The question of how to be environmentally friendly while still stimulating global economic growth has been a long-standing public debate, and Mukherjee’s project could serve as an example of a possible solution.
“I believe it will excite the public [to] know that drinking coffee is not only limited to as an everyday pleasure that contributes towards the economy, but also the waste generated from consuming it can have a significant impact on the environment.”
Mukherjee estimates the physically altered coffee ground waste that results from the thermal treatment could be sold for up to two dollars per pound as a new product for use in high carbon emissive industries.
She also said one of the benefits of the process is that it can be easily retrofitted to existing industries to help reduce carbon emissions, such as power and chemical plants.
“The unique element of my research lies in the fact that I am exploiting waste generated from the coffee industry that is not only abundant and cheap but also comes with attractive inherent physical and chemical traits,” said Mukherjee. “Additionally, the findings can be used to valorize the organic fractions in tea waste.”
The project is supervised by USask College of Engineering professor Dr.

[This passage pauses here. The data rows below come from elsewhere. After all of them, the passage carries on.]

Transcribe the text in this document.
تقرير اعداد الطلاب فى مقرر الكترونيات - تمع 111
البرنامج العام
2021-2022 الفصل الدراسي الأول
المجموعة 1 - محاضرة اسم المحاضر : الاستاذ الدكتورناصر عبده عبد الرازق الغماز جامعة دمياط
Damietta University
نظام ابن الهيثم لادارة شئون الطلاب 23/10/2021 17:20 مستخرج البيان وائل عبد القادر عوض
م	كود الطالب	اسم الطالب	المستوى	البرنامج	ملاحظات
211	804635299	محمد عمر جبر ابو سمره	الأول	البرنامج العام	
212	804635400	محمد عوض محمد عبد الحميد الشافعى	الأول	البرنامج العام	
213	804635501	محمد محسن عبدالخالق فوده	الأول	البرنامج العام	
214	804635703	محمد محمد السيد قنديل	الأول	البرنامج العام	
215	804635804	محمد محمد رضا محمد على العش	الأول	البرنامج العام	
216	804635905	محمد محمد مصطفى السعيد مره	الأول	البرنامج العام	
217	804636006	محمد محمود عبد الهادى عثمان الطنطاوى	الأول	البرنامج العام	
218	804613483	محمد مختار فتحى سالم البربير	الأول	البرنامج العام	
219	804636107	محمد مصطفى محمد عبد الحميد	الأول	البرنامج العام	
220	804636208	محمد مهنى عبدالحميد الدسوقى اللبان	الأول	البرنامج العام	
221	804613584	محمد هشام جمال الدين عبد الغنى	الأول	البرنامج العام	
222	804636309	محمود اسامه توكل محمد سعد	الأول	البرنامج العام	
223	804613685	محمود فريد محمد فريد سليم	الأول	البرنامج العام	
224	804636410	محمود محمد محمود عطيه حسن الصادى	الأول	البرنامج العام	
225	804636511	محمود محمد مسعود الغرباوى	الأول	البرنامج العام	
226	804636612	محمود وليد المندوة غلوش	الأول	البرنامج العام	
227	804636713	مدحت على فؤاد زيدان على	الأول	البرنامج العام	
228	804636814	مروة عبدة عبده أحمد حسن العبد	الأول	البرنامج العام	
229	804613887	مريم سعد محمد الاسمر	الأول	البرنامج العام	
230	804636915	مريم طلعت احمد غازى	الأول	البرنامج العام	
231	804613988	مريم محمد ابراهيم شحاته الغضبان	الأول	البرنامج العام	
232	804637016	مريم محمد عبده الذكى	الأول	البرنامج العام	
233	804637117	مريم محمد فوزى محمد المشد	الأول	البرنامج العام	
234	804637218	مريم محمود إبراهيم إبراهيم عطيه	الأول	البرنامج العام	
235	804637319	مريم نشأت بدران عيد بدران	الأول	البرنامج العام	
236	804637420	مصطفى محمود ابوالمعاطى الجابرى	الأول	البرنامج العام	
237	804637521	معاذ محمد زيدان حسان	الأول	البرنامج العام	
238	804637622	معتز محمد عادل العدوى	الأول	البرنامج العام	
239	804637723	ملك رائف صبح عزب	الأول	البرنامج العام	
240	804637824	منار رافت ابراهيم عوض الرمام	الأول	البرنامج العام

Ajay K. Dalai (PhD), who has served as the Canada Research Chair of Bio-energy and Environmentally Friendly Chemical Processing since 2001, and co-supervised by Dr. Catherine Niu (PhD).
The next step of the research will be to investigate ways to make the process more economical and efficient for industries to implement in their operations.
Following the completion of her doctorate program, Mukherjee plans to work as a climate scientist to pursue potential solutions to global warming.
“When I see that my words impact and touch so many lives, I feel motivated. I feel galvanized knowing that it could contribute to some extent to control climate change.”
The research was funded by the National Sciences and Engineering Council of Canada, the Canadian Research Chair program, and BioFuelNet Canada, and with the scientific support of the CLS and the Saskatchewan Structural Sciences Centre.